Lingcod liver in fish oil is a rich, savory dish featuring the tender liver of the lingcod fish, typically poached or gently simmered in its own rendered oil or a neutral fish oil. It is a specialty of Pacific Northwest coastal cuisine, particularly among Indigenous communities and in regions like Alaska and British Columbia, where lingcod is abundant. The dish is often enjoyed simply, sometimes with a touch of salt or served alongside other seafood.
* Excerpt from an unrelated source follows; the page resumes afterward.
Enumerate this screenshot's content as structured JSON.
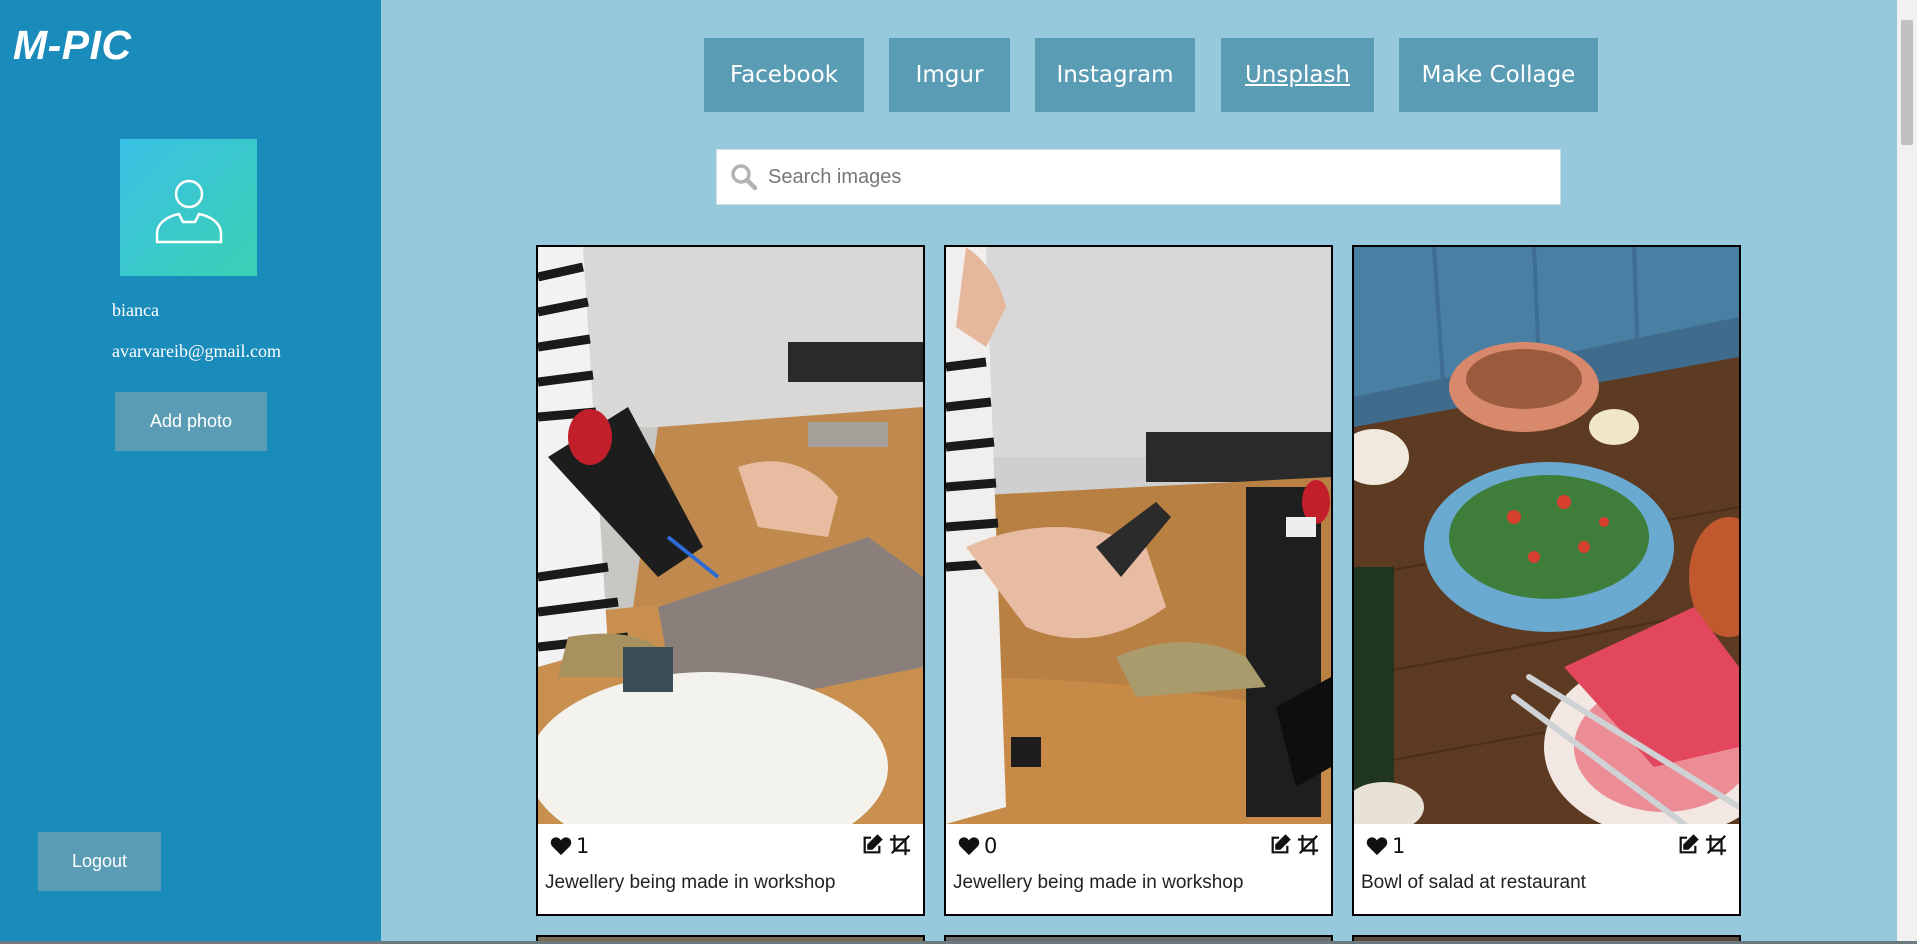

This dish is exceptionally high in healthy fats and protein, with virtually no carbohydrates. It is a powerhouse of omega-3 fatty acids, vitamin D, and vitamin B12, providing a dense source of energy and essential nutrients. A typical serving contains roughly 350-450 calories, depending on the amount of oil used.
| Calories | 380 kcal |
| Protein | 18 g |
| Carbs | 0 g |
| Fat | 34 g |
| Fiber | 0 g |
| Sugar | 0 g |
| Sodium | 250 mg |
| Vitamin B12 | 40 mcg |
| Vitamin D | 15 mcg |
| Vitamin A | 900 mcg |
| Selenium | 60 mcg |
| Phosphorus | 350 mg |
| Potassium | 300 mg |
| Iron | 2.5 mg |
| Omega-3 (EPA+DHA) | 2.5 g |
Per 1/2 cup (120 g) · estimated, varies by recipe
Culturally, this dish represents a traditional 'nose-to-tail' approach to fishing, utilizing nutrient-rich organ meats that might otherwise be discarded. Nutritionally, the liver is one of the most concentrated natural sources of vitamin D, crucial for bone health, and the omega-3s support heart and brain function.